The North Carolina Republican Party has launched a major effort to make sure that it is not out-organized like it was during the 2008 election.
It has set up seven regional offices across the state as part of its “North Carolina Victory” program, and it has made 575,000 telephone calls, focusing on independent voters, according to Congressman Patrick McHenry, the chairman of North Carolina Victory, Rob Christensen reports.
Heading up the organizational effort is Tim Saler, director of the Victory program. Last year, Saler headed the GOP's organizational effort in South Jersey, helping elect Republican Gov. Chris Christie.
The effort is being financed in part by $1.2 million that Burr raised for the Victory committee.

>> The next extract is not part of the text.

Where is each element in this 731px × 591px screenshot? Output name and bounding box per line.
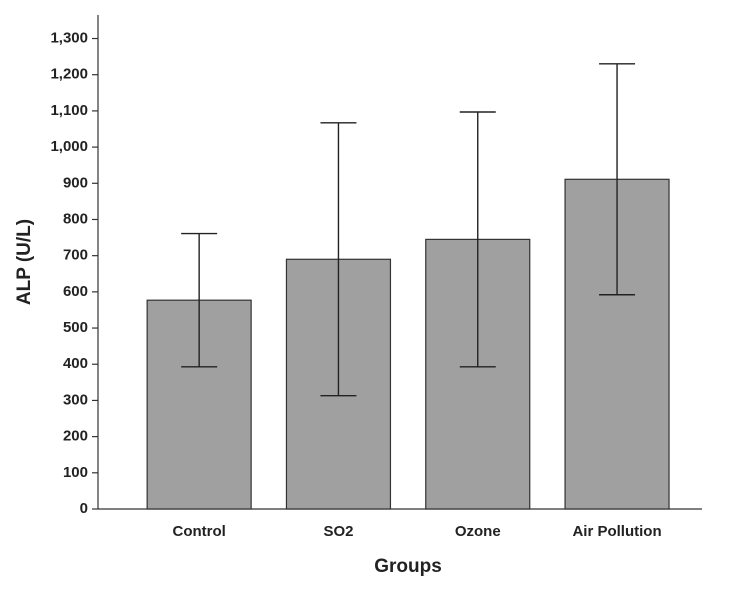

The GOP's organizational effort is being financed by some of the major corporate figures and companies in the state, according to reports filed with the Federal Election Commission.
Among the major donors to the committee are Jim Goodnight, of SAS ($24,800), former GlaxoSmithKline executive Robert Ingram and his wife Jeannie ($29,600), Wilmington businessman Fred Eshelman ($10,500), Progress Energy PAC ($5,000), GlaxoSmithKline PAC ($5,000), Duke Energy PAC ($5,000), Honeywell International ($5,000), Lorillard Tobacco ($5,000), R.J. Reynolds PAC ($5,000), retired Blue Cross and Blue Shield of N.C. executive Robert Greczyn ($10,000), former University of North Carolina President C.D. Spangler ($5,000), Raleigh business executive Lanty Smith ($10,000) and Bank of America PAC ($5,000).
The backdrop of this effort is that the Republicans felt they were swamped by the organizational effort of Democratic presidential candidate Barack Obama in 2008.